Gabriel Garcia Marquez: 5 Things To Know About Colombian Writer & Today’s Google Doodle

Posted on Mar 7 2018 - 4:34am by admin

On what would have been his 91st birthday, Gabriel Garcia Marquez is being honored as the Google Doodle on March 6, 2018. Here’s everything to know about him.

1. The early years. For the first several years of his life, Gabriel Garcia Marquez was raised by his maternal grandparents. Both grandparents were avid storytellers and are said to have an influence on his future career as a writer. As a preteen, Gabriel began writing poems, and by the time he got to high school, he started having his work published in the school magazine. He went on to study law at the Universidad Nacional de Colombia, and started itching to become a writer. He began a career as a journalist while at law school, writing for local newspapers. He also critiqued films as part of his journalism career.

2. Gabriel’s big break. Gabriel published his first novella, Leaf Storm, in 1955. The story he really wanted to write, though, was based on the home he grew up in with his grandparents. After 18 straight months of writing, he published One Hundred Years Of Solitude in 1967 and it became his most successful novel. He went on to publish a dictator novel, challenging the role of the dictator in Latin American society, called Autumn of the Patriarch, in 1975. Gabriel published several more books after that, along with various screenplays.

3. He was widely recognized for his work. Gabriel was awarded the Nobel Prize in Literature in 1982 for “his novels and short stories, in which the fantastic and the realistic are combined in a richly composed world of imagination, reflecting a continent’s life and conflicts.” He was also given the Romulo Gallegos Prize in 1972. Much of his recognition came from the success of One Hundred Years Of Solitude.

gabriel garcia marquez

4. Work in politics.
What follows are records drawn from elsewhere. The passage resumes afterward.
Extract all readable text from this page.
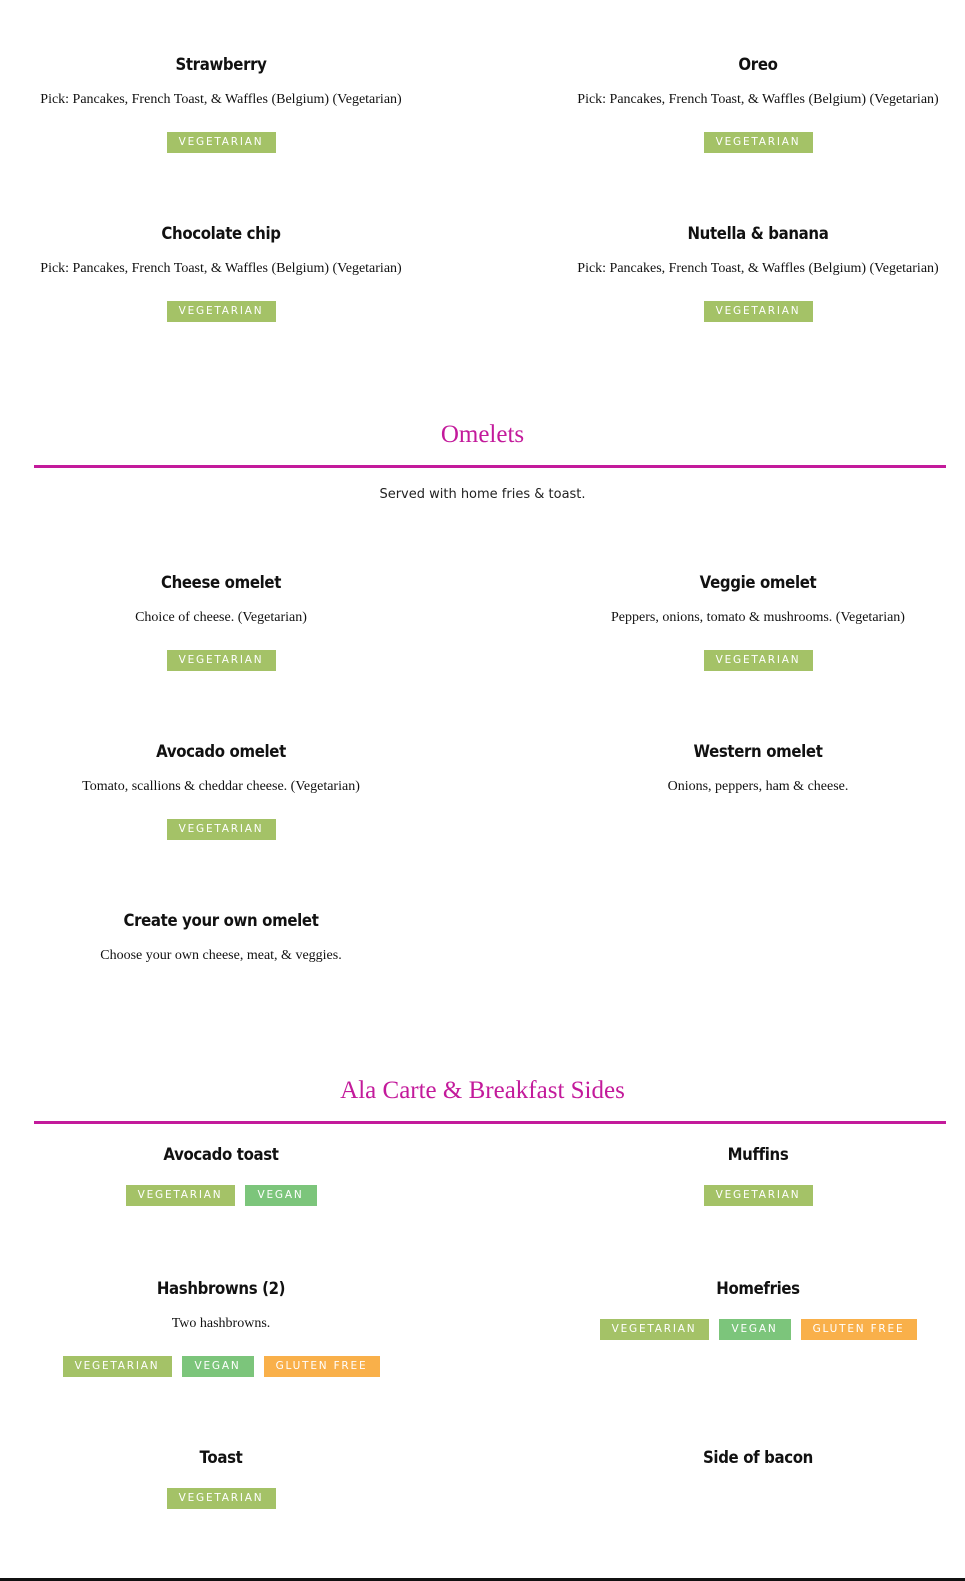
Strawberry
Pick: Pancakes, French Toast, & Waffles (Belgium) (Vegetarian)
VEGETARIAN
Oreo
Pick: Pancakes, French Toast, & Waffles (Belgium) (Vegetarian)
VEGETARIAN
Chocolate chip
Pick: Pancakes, French Toast, & Waffles (Belgium) (Vegetarian)
VEGETARIAN
Nutella & banana
Pick: Pancakes, French Toast, & Waffles (Belgium) (Vegetarian)
VEGETARIAN
Omelets
Served with home fries & toast.
Cheese omelet
Choice of cheese. (Vegetarian)
VEGETARIAN
Veggie omelet
Peppers, onions, tomato & mushrooms. (Vegetarian)
VEGETARIAN
Avocado omelet
Tomato, scallions & cheddar cheese. (Vegetarian)
VEGETARIAN
Western omelet
Onions, peppers, ham & cheese.
Create your own omelet
Choose your own cheese, meat, & veggies.
Ala Carte & Breakfast Sides
Avocado toast
VEGETARIAN	VEGAN
Muffins
VEGETARIAN
Hashbrowns (2)
Two hashbrowns.
VEGETARIAN	VEGAN	GLUTEN FREE
Homefries
VEGETARIAN	VEGAN	GLUTEN FREE
Toast
VEGETARIAN
Side of bacon
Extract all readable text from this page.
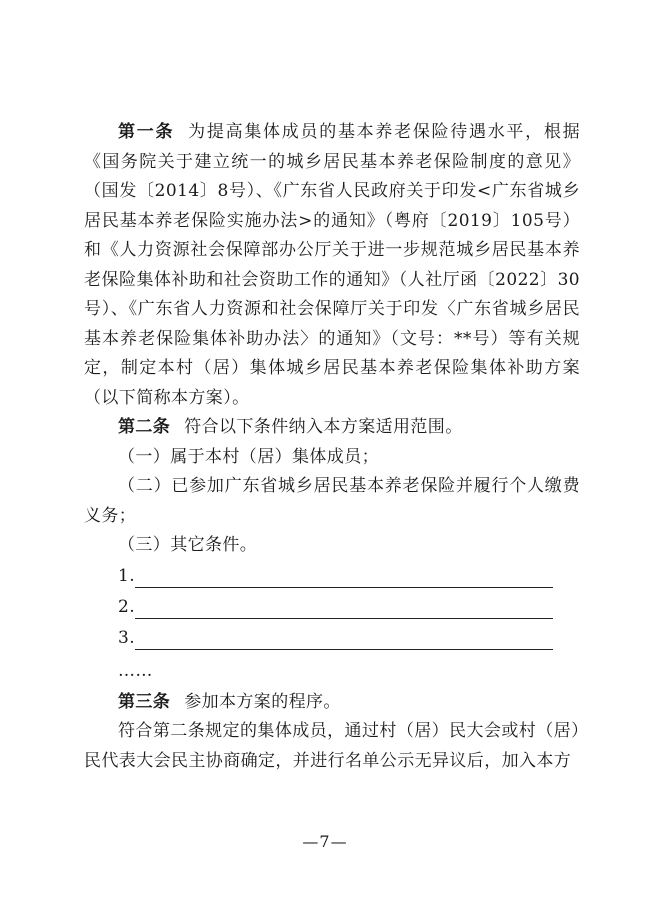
第一条 为提高集体成员的基本养老保险待遇水平，根据《国务院关于建立统一的城乡居民基本养老保险制度的意见》（国发〔2014〕8号）、《广东省人民政府关于印发<广东省城乡居民基本养老保险实施办法>的通知》（粤府〔2019〕105号）和《人力资源社会保障部办公厅关于进一步规范城乡居民基本养老保险集体补助和社会资助工作的通知》（人社厅函〔2022〕30 号）、《广东省人力资源和社会保障厅关于印发〈广东省城乡居民基本养老保险集体补助办法〉的通知》（文号：**号）等有关规定，制定本村（居）集体城乡居民基本养老保险集体补助方案（以下简称本方案）。

第二条 符合以下条件纳入本方案适用范围。

（一）属于本村（居）集体成员；

（二）已参加广东省城乡居民基本养老保险并履行个人缴费义务；

（三）其它条件。

1.
2.
3.
……

第三条 参加本方案的程序。

符合第二条规定的集体成员，通过村（居）民大会或村（居）民代表大会民主协商确定，并进行名单公示无异议后，加入本方

—7—
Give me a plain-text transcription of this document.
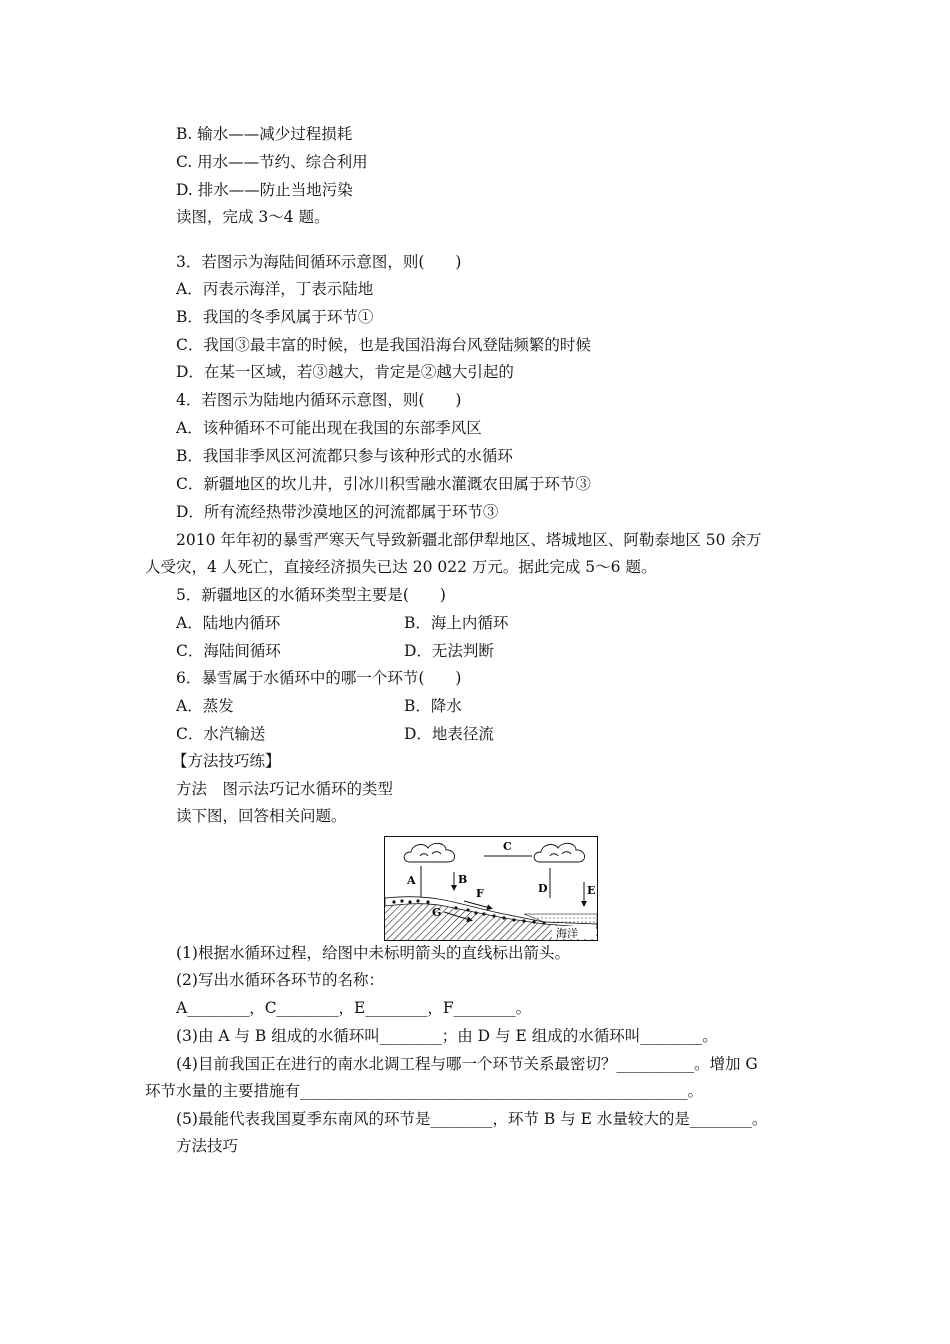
B. 输水——减少过程损耗
C. 用水——节约、综合利用
D. 排水——防止当地污染
读图，完成 3～4 题。
3．若图示为海陆间循环示意图，则(　　)
A．丙表示海洋，丁表示陆地
B．我国的冬季风属于环节①
C．我国③最丰富的时候，也是我国沿海台风登陆频繁的时候
D．在某一区域，若③越大，肯定是②越大引起的
4．若图示为陆地内循环示意图，则(　　)
A．该种循环不可能出现在我国的东部季风区
B．我国非季风区河流都只参与该种形式的水循环
C．新疆地区的坎儿井，引冰川积雪融水灌溉农田属于环节③
D．所有流经热带沙漠地区的河流都属于环节③
2010 年年初的暴雪严寒天气导致新疆北部伊犁地区、塔城地区、阿勒泰地区 50 余万
人受灾，4 人死亡，直接经济损失已达 20 022 万元。据此完成 5～6 题。
5．新疆地区的水循环类型主要是(　　)
A．陆地内循环	B．海上内循环
C．海陆间循环	D．无法判断
6．暴雪属于水循环中的哪一个环节(　　)
A．蒸发	B．降水
C．水汽输送	D．地表径流
【方法技巧练】
方法　图示法巧记水循环的类型
读下图，回答相关问题。
C
A	B
F	D	E
G
海洋
(1)根据水循环过程，给图中未标明箭头的直线标出箭头。
(2)写出水循环各环节的名称：
A________，C________，E________，F________。
(3)由 A 与 B 组成的水循环叫________；由 D 与 E 组成的水循环叫________。
(4)目前我国正在进行的南水北调工程与哪一个环节关系最密切？__________。增加 G
环节水量的主要措施有__________________________________________________。
(5)最能代表我国夏季东南风的环节是________，环节 B 与 E 水量较大的是________。
方法技巧
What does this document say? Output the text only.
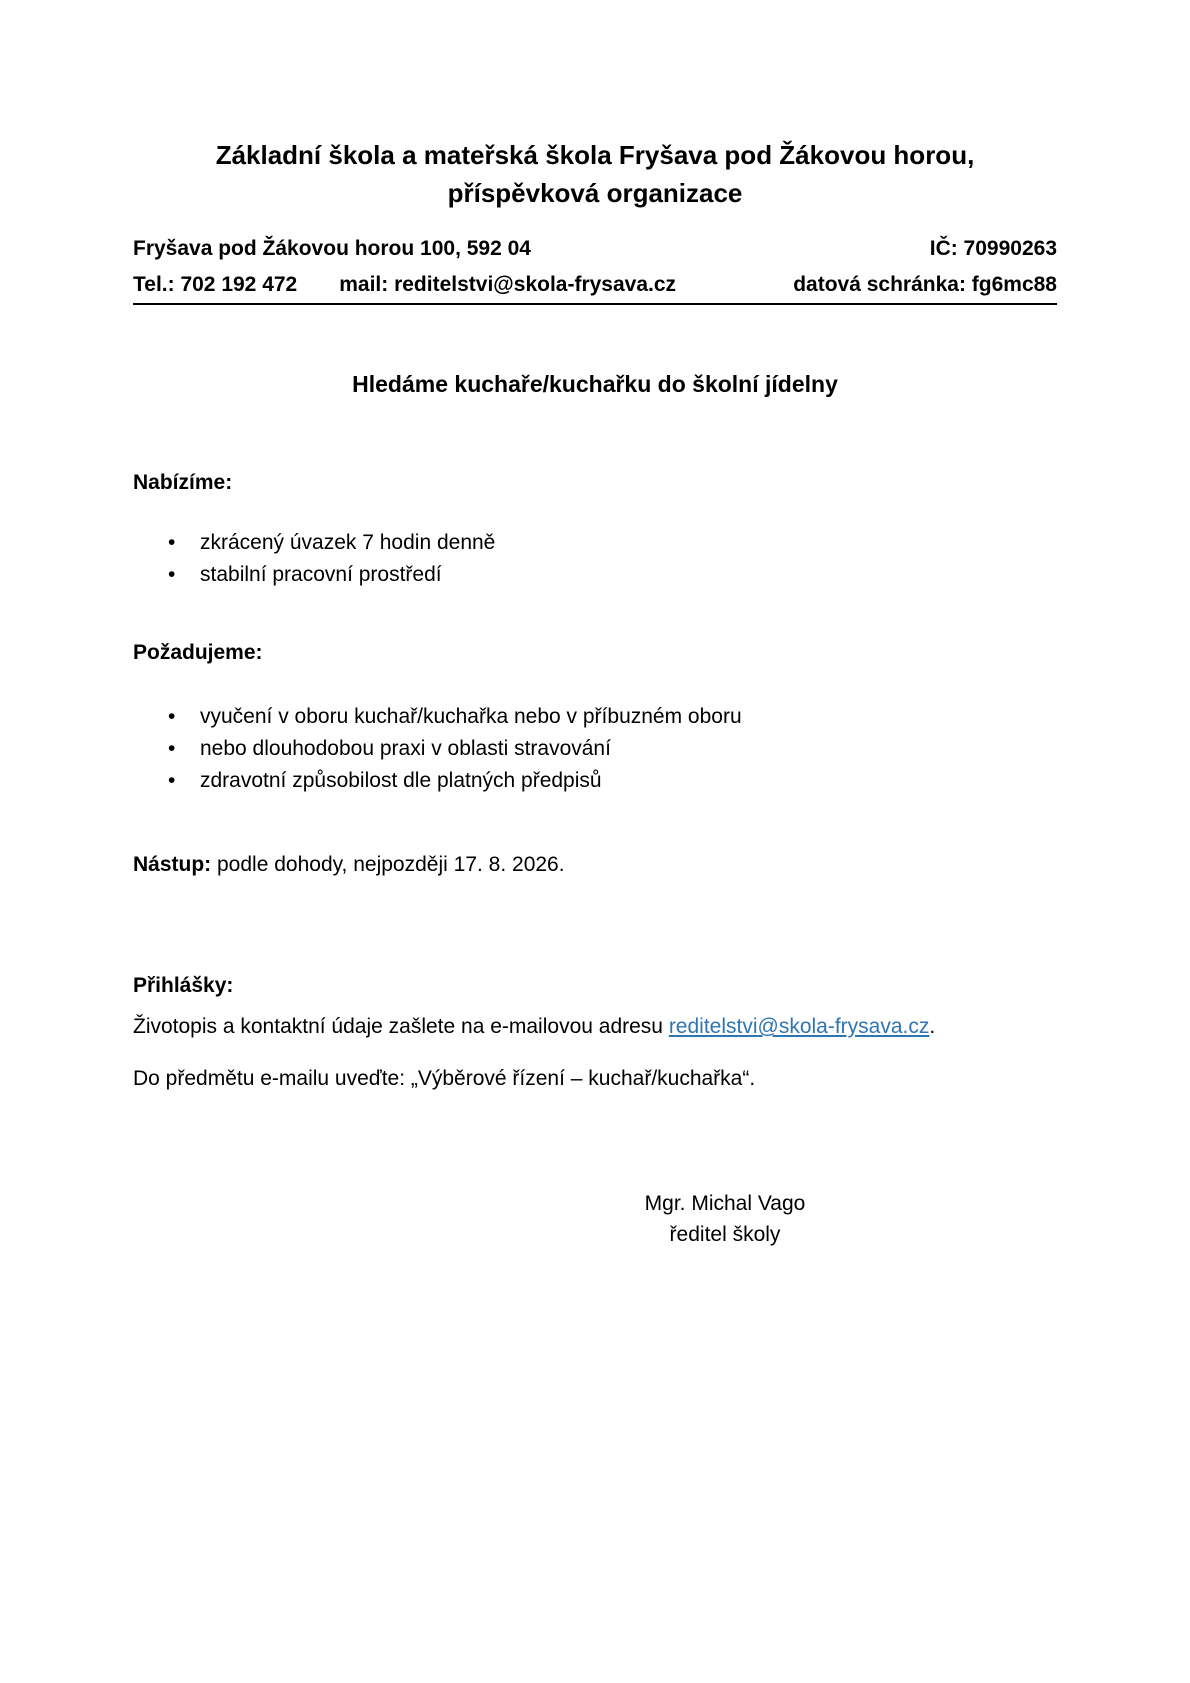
Základní škola a mateřská škola Fryšava pod Žákovou horou,
příspěvková organizace
Fryšava pod Žákovou horou 100, 592 04	IČ: 70990263
Tel.: 702 192 472 mail: reditelstvi@skola-frysava.cz	datová schránka: fg6mc88
Hledáme kuchaře/kuchařku do školní jídelny

Nabízíme:

• zkrácený úvazek 7 hodin denně
• stabilní pracovní prostředí

Požadujeme:

• vyučení v oboru kuchař/kuchařka nebo v příbuzném oboru
• nebo dlouhodobou praxi v oblasti stravování
• zdravotní způsobilost dle platných předpisů

Nástup: podle dohody, nejpozději 17. 8. 2026.

Přihlášky:

Životopis a kontaktní údaje zašlete na e-mailovou adresu reditelstvi@skola-frysava.cz.

Do předmětu e-mailu uveďte: „Výběrové řízení – kuchař/kuchařka“.

Mgr. Michal Vago
ředitel školy
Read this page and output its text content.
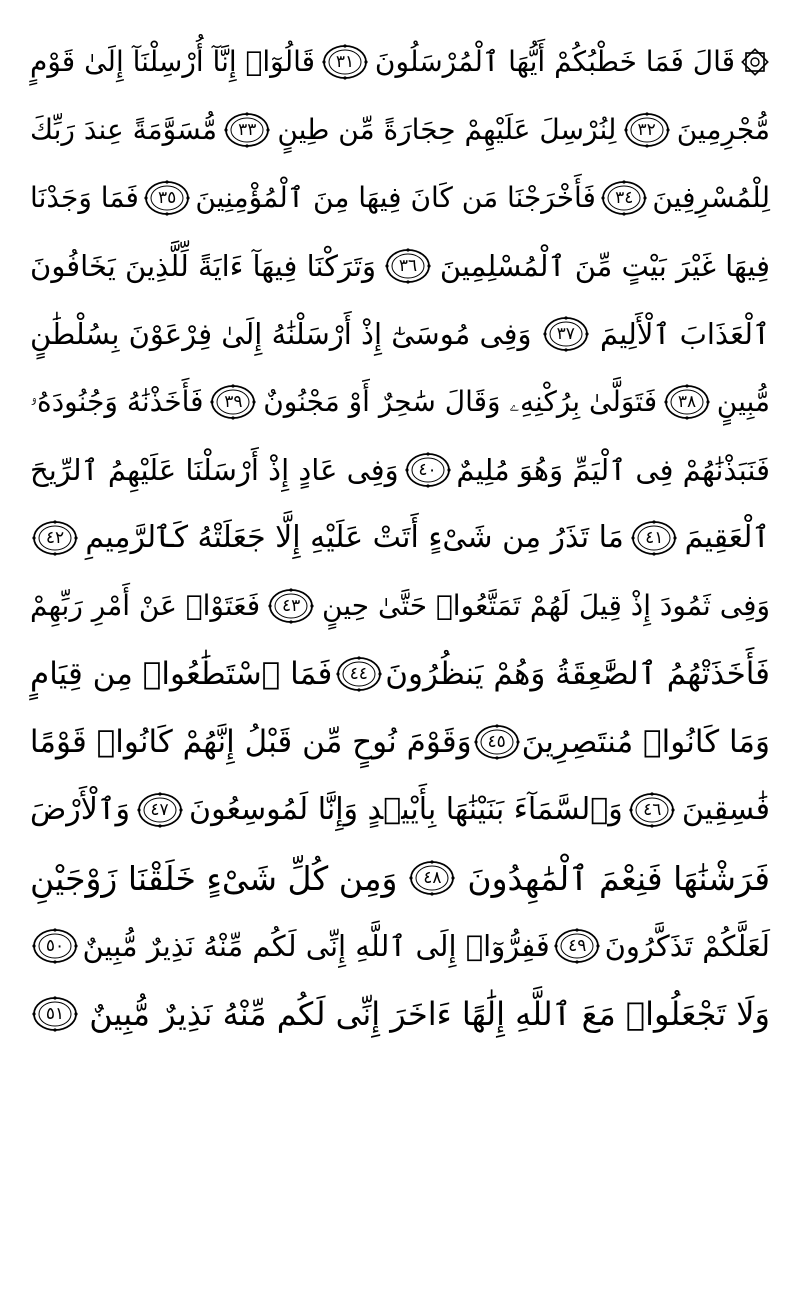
قَالَ فَمَا خَطْبُكُمْ أَيُّهَا ٱلْمُرْسَلُونَ
٣١
قَالُوٓا۟ إِنَّآ أُرْسِلْنَآ إِلَىٰ قَوْمٍ
مُّجْرِمِينَ
٣٢
لِنُرْسِلَ عَلَيْهِمْ حِجَارَةً مِّن طِينٍ
٣٣
مُّسَوَّمَةً عِندَ رَبِّكَ
لِلْمُسْرِفِينَ
٣٤
فَأَخْرَجْنَا مَن كَانَ فِيهَا مِنَ ٱلْمُؤْمِنِينَ
٣٥
فَمَا وَجَدْنَا
فِيهَا غَيْرَ بَيْتٍ مِّنَ ٱلْمُسْلِمِينَ
٣٦
وَتَرَكْنَا فِيهَآ ءَايَةً لِّلَّذِينَ يَخَافُونَ
ٱلْعَذَابَ ٱلْأَلِيمَ
٣٧
وَفِى مُوسَىٰٓ إِذْ أَرْسَلْنَٰهُ إِلَىٰ فِرْعَوْنَ بِسُلْطَٰنٍ
مُّبِينٍ
٣٨
فَتَوَلَّىٰ بِرُكْنِهِۦ وَقَالَ سَٰحِرٌ أَوْ مَجْنُونٌ
٣٩
فَأَخَذْنَٰهُ وَجُنُودَهُۥ
فَنَبَذْنَٰهُمْ فِى ٱلْيَمِّ وَهُوَ مُلِيمٌ
٤٠
وَفِى عَادٍ إِذْ أَرْسَلْنَا عَلَيْهِمُ ٱلرِّيحَ
ٱلْعَقِيمَ
٤١
مَا تَذَرُ مِن شَىْءٍ أَتَتْ عَلَيْهِ إِلَّا جَعَلَتْهُ كَٱلرَّمِيمِ
٤٢
وَفِى ثَمُودَ إِذْ قِيلَ لَهُمْ تَمَتَّعُوا۟ حَتَّىٰ حِينٍ
٤٣
فَعَتَوْا۟ عَنْ أَمْرِ رَبِّهِمْ
فَأَخَذَتْهُمُ ٱلصَّٰعِقَةُ وَهُمْ يَنظُرُونَ
٤٤
فَمَا ٱسْتَطَٰعُوا۟ مِن قِيَامٍ
وَمَا كَانُوا۟ مُنتَصِرِينَ
٤٥
وَقَوْمَ نُوحٍ مِّن قَبْلُ إِنَّهُمْ كَانُوا۟ قَوْمًا
فَٰسِقِينَ
٤٦
وَٱلسَّمَآءَ بَنَيْنَٰهَا بِأَيْي۟دٍ وَإِنَّا لَمُوسِعُونَ
٤٧
وَٱلْأَرْضَ
فَرَشْنَٰهَا فَنِعْمَ ٱلْمَٰهِدُونَ
٤٨
وَمِن كُلِّ شَىْءٍ خَلَقْنَا زَوْجَيْنِ
لَعَلَّكُمْ تَذَكَّرُونَ
٤٩
فَفِرُّوٓا۟ إِلَى ٱللَّهِ إِنِّى لَكُم مِّنْهُ نَذِيرٌ مُّبِينٌ
٥٠
وَلَا تَجْعَلُوا۟ مَعَ ٱللَّهِ إِلَٰهًا ءَاخَرَ إِنِّى لَكُم مِّنْهُ نَذِيرٌ مُّبِينٌ
٥١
Gabriel was very passionate about politics, and formed friendships with many powerful leaders, like Fidel Castro, after his gaining notoriety as a writer. He even acted as a facilitator between the Colombian Government and guerilla groups fighting against it.

5. Personal life. Gabriel married Mercedes Barcha in 1958. Their son, Rodrigo Garcia, was born the next year. He went on to become a director. Their son, Gonzalo, who went on to become a graphic designer, was born three years after that. Gabriel was diagnosed with lymphatic cancer in 1999, and started writing his memoirs after going into remission. It was revealed in 2012 that he was suffering from dementia. He became very ill in April 2014 and was hospitalized in Mexico. He died of pneumonia at 87 years old later that month.